Exprimant un langage d’évaluation radicalement antagoniste au sens hégémonique (et qui, pour cette même raison, semble absurde, irrationnel, aux grandes majorités urbaines, immergées dans les rythmes et les modes de l’environnement industriel-numérique dominant), une telle déclaration expose à la fois l’antagonisme inexorable entre la république et le régime extractiviste, ainsi que les sophismes construits autour du lithium et de sa prétendue valeur stratégique pour la soi-disant « transition énergétique ».
Le mandat extractiviste, les sophismes autour du lithium et les chaînes du pouvoir colonial
Le mandat extractiviste condense la colonialité constitutive de la coalition des forces sociales et culturelles, économiques et politiques qui embrassent – avec ferveur ou résignation ; avec « patriotisme » ou pragmatisme – la matrice primaire-exportatrice comme « destin manifeste » de la « Nation ».
La toute nouvelle formation politique née du démembrement de la vice-royauté du Río de la Plata – avec les mêmes aspirations républicaines qui avaient été arrachées très tôt par les intérêts oligarchiques des contrebandiers du cuir – projette ses ombres dans le XXIe siècle, dans un pays territorialement fragmenté entre de grandes extensions de soja, des enclaves pétrolières et minières. La fracture sociale qui sépare les gagnants (en dollars) et les perdants (dans la précarité de la précarité) s’élargit au fur et à mesure que les deux parties du fossé rhétorique persistent – de différentes manières – à poursuivre l’oxymore du « développement » de l’exportation primaire.
Dans ce contexte, la déclaration politique du soulèvement du peuple plurinational de Jujuy, « l’eau vaut plus que le lithium », dénonce le pacte oligarchique-rentier qui menace la république. Au niveau provincial et national, ce pacte articule la classe dirigeante des différents partis politiques avec différentes expressions de la bourgeoisie vernaculaire (lumpen), les locataires des terres, les sous-traitants et/ou « fournisseurs » des grandes transnationales, ceux qui gèrent et contrôlent réellement les chaînes de valeur des marchandises, les chaînes d’approvisionnement en intrants écologiques critiques et le transfert des excédents, les chaînes qui conduisent au développement de la dépendance.
Le slogan des peuples des plaines salées dénonce également les intérêts oligarchiques mondiaux qui régissent aujourd’hui l’exploitation du lithium. Il dénonce les sophismes pseudo-environnementaux construits pour légitimer la destruction sacrificielle des zones humides des hautes Andes.
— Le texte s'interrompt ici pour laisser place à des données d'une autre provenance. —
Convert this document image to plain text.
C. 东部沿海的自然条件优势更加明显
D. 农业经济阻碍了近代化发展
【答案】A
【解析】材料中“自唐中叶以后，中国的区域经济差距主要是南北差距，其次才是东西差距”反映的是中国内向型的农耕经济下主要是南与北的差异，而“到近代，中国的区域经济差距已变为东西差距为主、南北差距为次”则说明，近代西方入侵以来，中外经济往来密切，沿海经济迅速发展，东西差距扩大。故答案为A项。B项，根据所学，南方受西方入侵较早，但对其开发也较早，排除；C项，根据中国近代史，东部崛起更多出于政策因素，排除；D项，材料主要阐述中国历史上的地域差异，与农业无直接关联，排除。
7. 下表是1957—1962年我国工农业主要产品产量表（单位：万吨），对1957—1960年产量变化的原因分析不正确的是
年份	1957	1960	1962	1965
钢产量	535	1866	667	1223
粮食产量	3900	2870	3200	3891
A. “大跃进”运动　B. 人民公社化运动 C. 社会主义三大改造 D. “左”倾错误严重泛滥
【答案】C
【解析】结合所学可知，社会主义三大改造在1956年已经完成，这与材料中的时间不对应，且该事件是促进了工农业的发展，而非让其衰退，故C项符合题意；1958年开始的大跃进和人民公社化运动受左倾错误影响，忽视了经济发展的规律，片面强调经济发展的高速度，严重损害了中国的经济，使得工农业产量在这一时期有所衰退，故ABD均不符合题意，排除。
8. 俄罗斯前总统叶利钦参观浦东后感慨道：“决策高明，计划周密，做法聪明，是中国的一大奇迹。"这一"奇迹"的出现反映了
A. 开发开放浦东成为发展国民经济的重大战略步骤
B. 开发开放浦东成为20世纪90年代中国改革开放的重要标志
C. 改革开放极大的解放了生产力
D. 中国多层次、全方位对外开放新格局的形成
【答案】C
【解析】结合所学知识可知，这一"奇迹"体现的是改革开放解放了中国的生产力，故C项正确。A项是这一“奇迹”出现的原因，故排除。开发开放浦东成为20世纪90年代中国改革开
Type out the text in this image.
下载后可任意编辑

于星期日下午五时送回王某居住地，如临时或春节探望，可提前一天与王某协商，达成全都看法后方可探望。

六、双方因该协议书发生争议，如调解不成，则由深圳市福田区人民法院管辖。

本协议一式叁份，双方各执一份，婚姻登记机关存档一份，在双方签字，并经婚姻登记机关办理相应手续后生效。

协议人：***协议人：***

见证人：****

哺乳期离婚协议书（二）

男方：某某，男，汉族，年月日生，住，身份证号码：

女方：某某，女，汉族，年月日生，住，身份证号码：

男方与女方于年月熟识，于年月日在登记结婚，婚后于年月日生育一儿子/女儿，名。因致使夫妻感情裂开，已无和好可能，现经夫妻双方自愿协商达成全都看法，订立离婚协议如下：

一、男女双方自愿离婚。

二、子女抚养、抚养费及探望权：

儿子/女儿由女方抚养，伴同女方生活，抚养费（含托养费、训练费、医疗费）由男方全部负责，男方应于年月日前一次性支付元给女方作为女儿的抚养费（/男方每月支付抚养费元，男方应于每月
En effet, loin des préoccupations liées au changement climatique et aux objectifs de réduction des émissions de dioxyde de carbone (CO2), ce qui motive l’actuelle « fièvre du lithium » est l’intérêt du grand capital – lié à l’industrie automobile, l’une des plus responsables de la pollution fossile – dans l’appropriation du profit différentiel offert par le commerce du nouveau produit de luxe mondial : les voitures électriques.
Présenté dans les médias et même dans le discours prétendument scientifique comme un minerai stratégique pour la « transition énergétique » vers une ère « post-fossile », le lithium n’est pourtant pas un intrant pertinent dans les infrastructures de captation de l’énergie des sources renouvelables (éolienne et solaire) ; il n’est clé que dans les moyens d’accumulation de l’énergie électrique (batteries). Et au sein de ces dernières, s’il est vrai que son utilisation se déploie dans la grande diversité des produits technologiques de la vie contemporaine (téléphones portables, ordinateurs), sa demande n’est pas proportionnellement volumineuse.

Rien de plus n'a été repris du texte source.